Renditions Victim to Sue German Government
A German-Lebanese victim of the CIA's extraordinary renditions program plans to sue the government in Berlin to force it to issue extradition orders against 13 American intelligence agents involved in his alleged kidnapping.
Khaled el-Masri, the German-Lebanese abducted in Afghanistan as part of the CIA's extraordinary renditions program and detained without reason, is expected to file a lawsuit early this week against Germany's Federal Justice Ministry in a Berlin administrative court.
El-Masri is being backed in his suit by the European Center for Constitutional and Human Rights, which wants to force the German government to pursue the extradition of 13 CIA agents from the United States who allegedly kidnapped el-Masri in Macedonia at the end of 2003 and took him to Afghanistan in early 2004.
Public prosecutors in Munich
issued arrest warrants against the supposed kidnappers in early 2007, but the Justice Ministry decided at the end of the year
not to transmit extradition requests to the United States following a major diplomatic offensive by the US Embassy and after concluding that prosecutors would have meager prospects for success.
At the time, the case created serious tensions within the German government coalition of left-leaning Social Democrats (SPD) and the conservative Christian Democrats (CDU/CSU).
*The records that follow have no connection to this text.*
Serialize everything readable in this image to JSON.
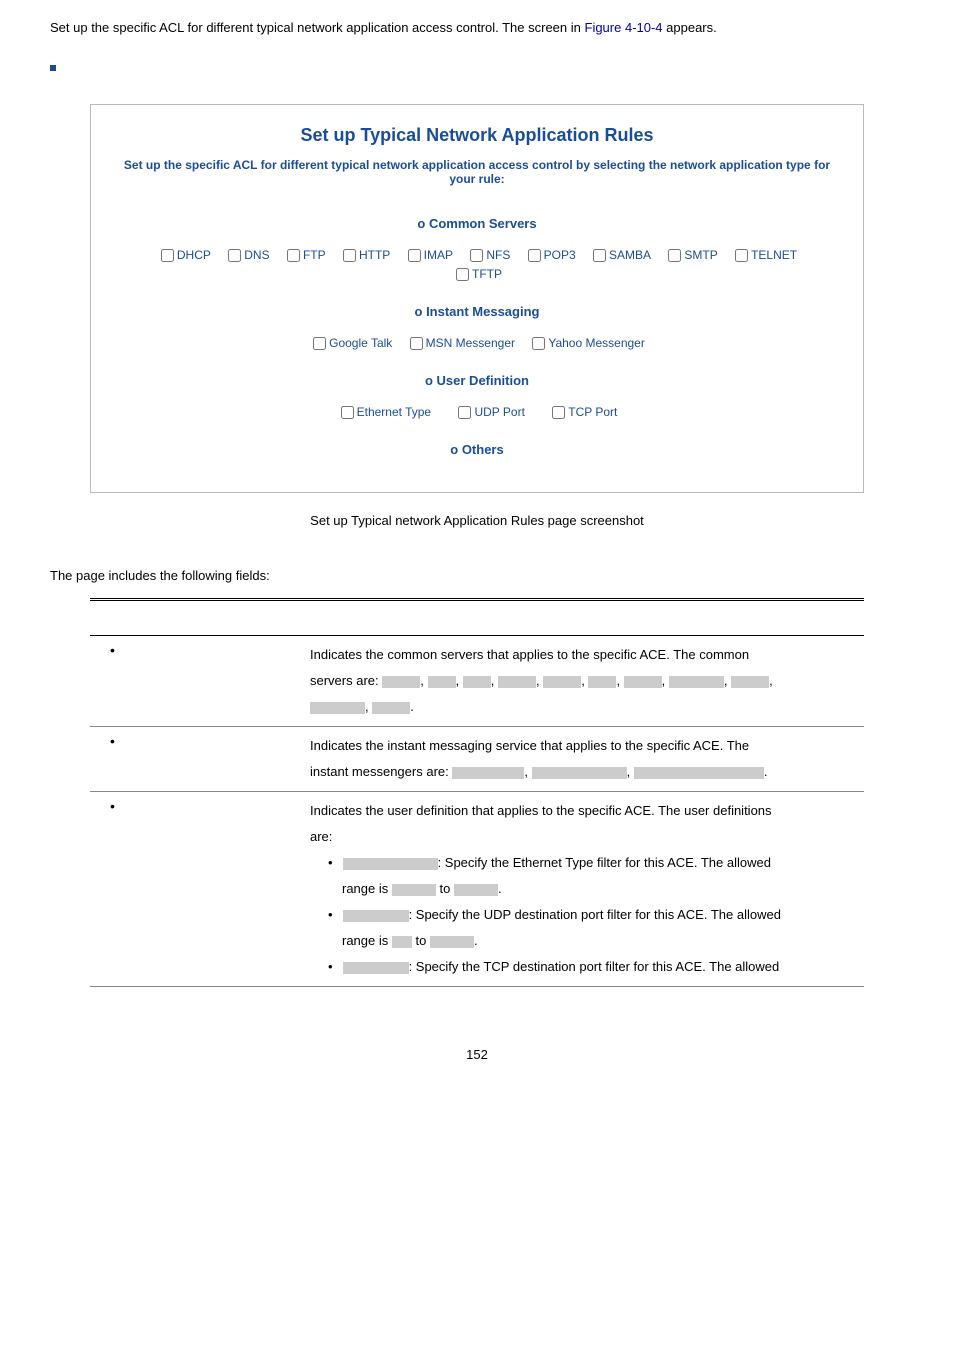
{
  "intro": {
    "text_before": "Set up the specific ACL for different typical network application access control. The screen in ",
    "figure_ref": "Figure 4-10-4",
    "text_after": " appears."
  },
  "panel": {
    "title": "Set up Typical Network Application Rules",
    "subtitle": "Set up the specific ACL for different typical network application access control by selecting the network application type for your rule:",
    "sections": {
      "common_servers": {
        "heading": "o Common Servers",
        "items": [
          "DHCP",
          "DNS",
          "FTP",
          "HTTP",
          "IMAP",
          "NFS",
          "POP3",
          "SAMBA",
          "SMTP",
          "TELNET",
          "TFTP"
        ]
      },
      "instant_messaging": {
        "heading": "o Instant Messaging",
        "items": [
          "Google Talk",
          "MSN Messenger",
          "Yahoo Messenger"
        ]
      },
      "user_definition": {
        "heading": "o User Definition",
        "items": [
          "Ethernet Type",
          "UDP Port",
          "TCP Port"
        ]
      },
      "others": {
        "heading": "o Others"
      }
    }
  },
  "caption": "Set up Typical network Application Rules page screenshot",
  "fields_intro": "The page includes the following fields:",
  "table": {
    "row1": {
      "l1": "Indicates the common servers that applies to the specific ACE. The common",
      "l2a": "servers are:"
    },
    "row2": {
      "l1": "Indicates the instant messaging service that applies to the specific ACE. The",
      "l2a": "instant messengers are:"
    },
    "row3": {
      "l1": "Indicates the user definition that applies to the specific ACE. The user definitions",
      "l2": "are:",
      "eth": ": Specify the Ethernet Type filter for this ACE. The allowed",
      "range_is": "range is",
      "to": "to",
      "udp": ": Specify the UDP destination port filter for this ACE. The allowed",
      "tcp": ": Specify the TCP destination port filter for this ACE. The allowed"
    }
  },
  "pagenum": "152"
}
Interior Minister Wolfgang Schäuble (CDU), backed by conservative Chancellor Angela Merkel, had threatened to veto the extradition orders if Justice Minister Brigitte Zypries, of the Social Democrats, issued them. Merkel's party had wanted to sidestep a
potential trans-Atlantic spat as the government sought a more reconciliatory approach with Washington following the Iraq war.
"The German federal judiciary stopped half way at the time," said ECCHR chief Wolfgang Kaleck. "An arrest warrant for causing the disappearance and torture of a person must be carried out with all force."